A second regularity is that the global stage need not be a learned fusion module. HPN averages overlapping local predictions by Gaussian-weighted averaging and then averages across levels, explicitly noting that more sophisticated learned averaging schemes are conceivable, but come with the risk of overfitting (Bechtold et al., 2021). The classical surface-reconstruction pipeline similarly uses compactly supported PU blending rather than a learned global combiner (Rychkov, 2012). A plausible implication is that local-to-global reconstruction often gains robustness from simple aggregation rules when the local models are already strongly structured.
A common misconception is that more global smoothness is automatically better. The ground-surface paper states that the compactly supported exponential PU blender is theoretically smoother, but with coarse local approximants it can actually produce a less satisfactory result than B-splines (Rychkov, 2012). Another misconception is that local-to-global reconstruction is synonymous with one fixed architecture. The literature instead shows a family of mechanisms: memory-guided normality manifolds in graphs, Fourier-domain global coupling in MRI, downsampled volume context in CT diffusion, ROI-aware adversarial discrimination in MRI, local-to-global bundle adjustment in SLAM, and MDS-based global embedding from local retrieval similarities (Li et al., 13 Sep 2025).

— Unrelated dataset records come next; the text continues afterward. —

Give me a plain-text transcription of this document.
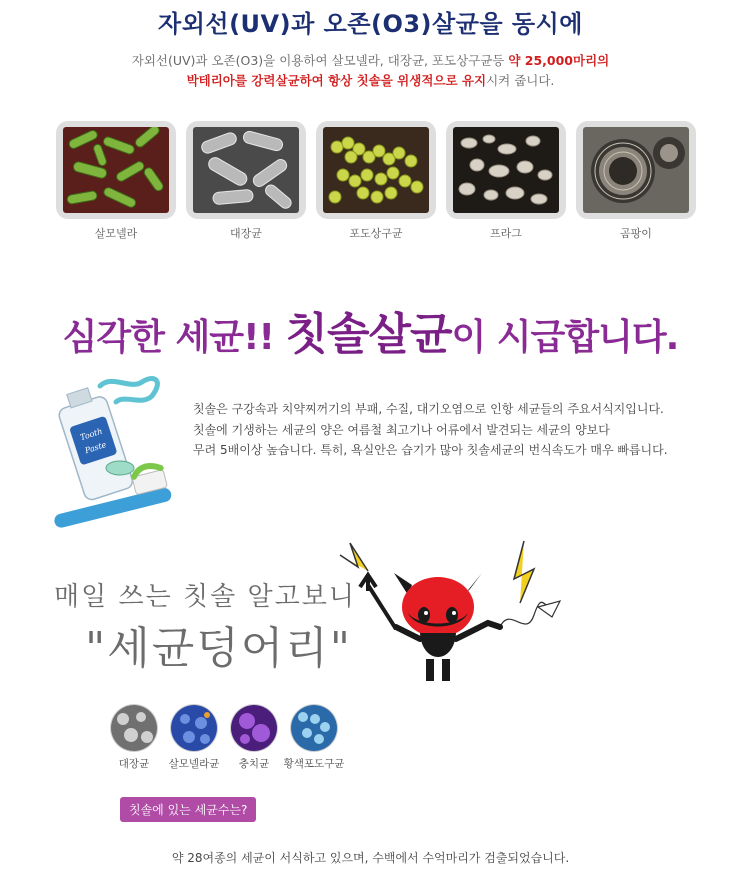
자외선(UV)과 오존(O3)살균을 동시에
자외선(UV)과 오존(O3)을 이용하여 살모넬라, 대장균, 포도상구균등 약 25,000마리의
박테리아를 강력살균하여 항상 칫솔을 위생적으로 유지시켜 줍니다.
살모넬라	대장균	포도상구균	프라그	곰팡이
심각한 세균!! 칫솔살균이 시급합니다.
Tooth
Paste
칫솔은 구강속과 치약찌꺼기의 부패, 수질, 대기오염으로 인항 세균들의 주요서식지입니다.
칫솔에 기생하는 세균의 양은 여름철 최고기나 어류에서 발견되는 세균의 양보다
무려 5배이상 높습니다. 특히, 욕실안은 습기가 많아 칫솔세균의 번식속도가 매우 빠릅니다.
매일 쓰는 칫솔 알고보니
"세균덩어리"
대장균	살모넬라균	충치균	황색포도구균
칫솔에 있는 세균수는?
약 28여종의 세균이 서식하고 있으며, 수백에서 수억마리가 검출되었습니다.
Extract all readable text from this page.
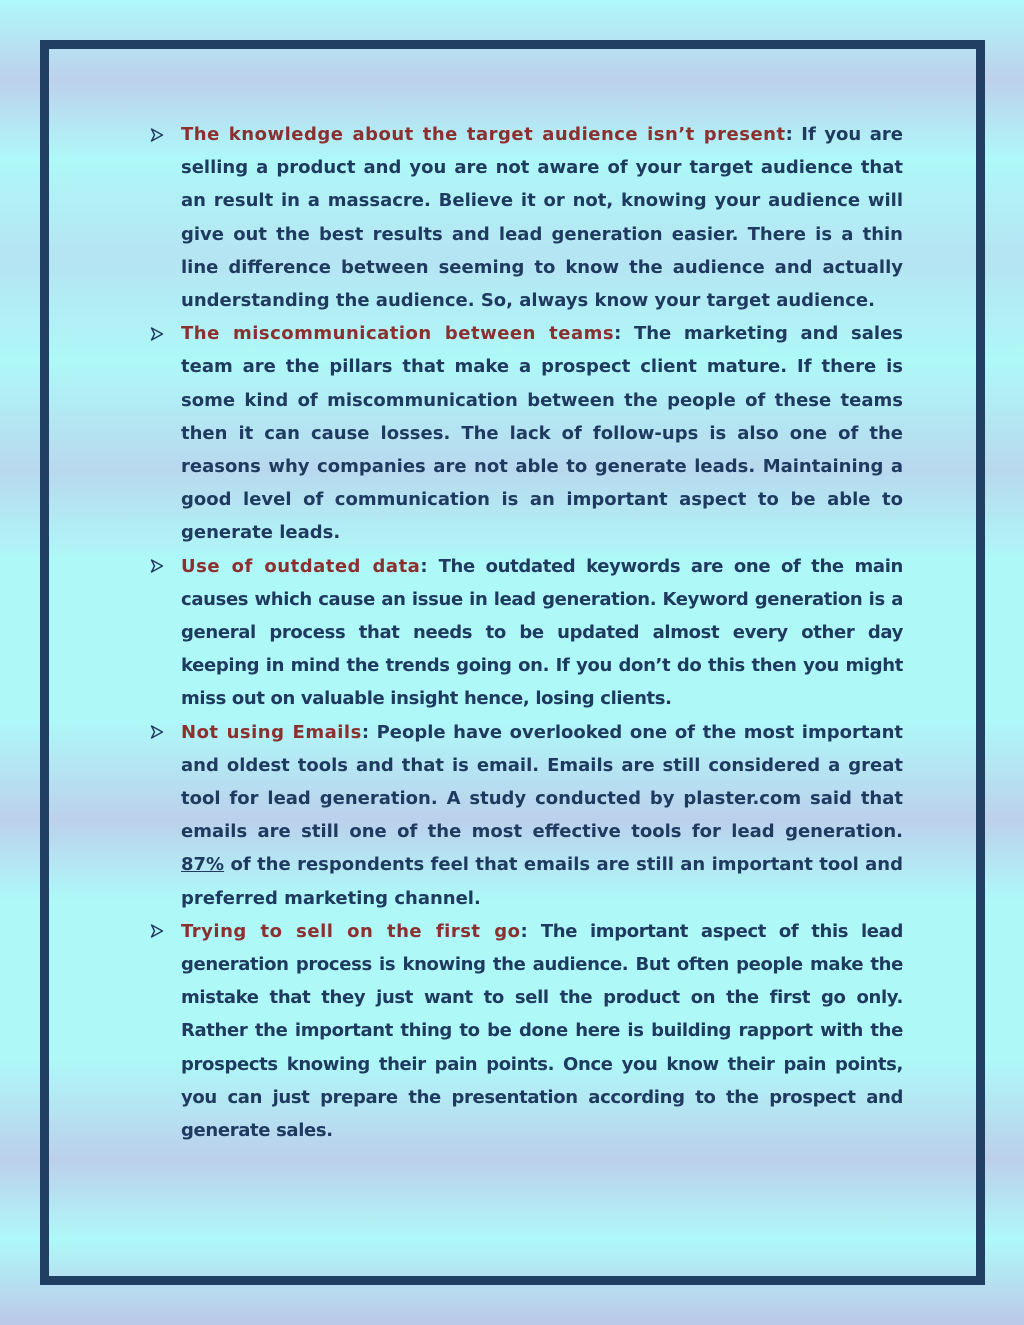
The knowledge about the target audience isn’t present: If you are selling a product and you are not aware of your target audience that an result in a massacre. Believe it or not, knowing your audience will give out the best results and lead generation easier. There is a thin line difference between seeming to know the audience and actually understanding the audience. So, always know your target audience.

The miscommunication between teams: The marketing and sales team are the pillars that make a prospect client mature. If there is some kind of miscommunication between the people of these teams then it can cause losses. The lack of follow-ups is also one of the reasons why companies are not able to generate leads. Maintaining a good level of communication is an important aspect to be able to generate leads.

Use of outdated data: The outdated keywords are one of the main causes which cause an issue in lead generation. Keyword generation is a general process that needs to be updated almost every other day keeping in mind the trends going on. If you don’t do this then you might miss out on valuable insight hence, losing clients.

Not using Emails: People have overlooked one of the most important and oldest tools and that is email. Emails are still considered a great tool for lead generation. A study conducted by plaster.com said that emails are still one of the most effective tools for lead generation. 87% of the respondents feel that emails are still an important tool and preferred marketing channel.

Trying to sell on the first go: The important aspect of this lead generation process is knowing the audience. But often people make the mistake that they just want to sell the product on the first go only. Rather the important thing to be done here is building rapport with the prospects knowing their pain points. Once you know their pain points, you can just prepare the presentation according to the prospect and generate sales.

In that sense, local-to-global reconstruction is best understood as a reconstruction doctrine rather than a single model class. Local information supplies reusable evidence, high-frequency detail, or fine-grained anomaly cues; global information supplies completion, consistency, stability, or a normality prior; and the reconstruction succeeds when the interface between the two is explicit, quantitatively constrained, and matched to the structure of the problem.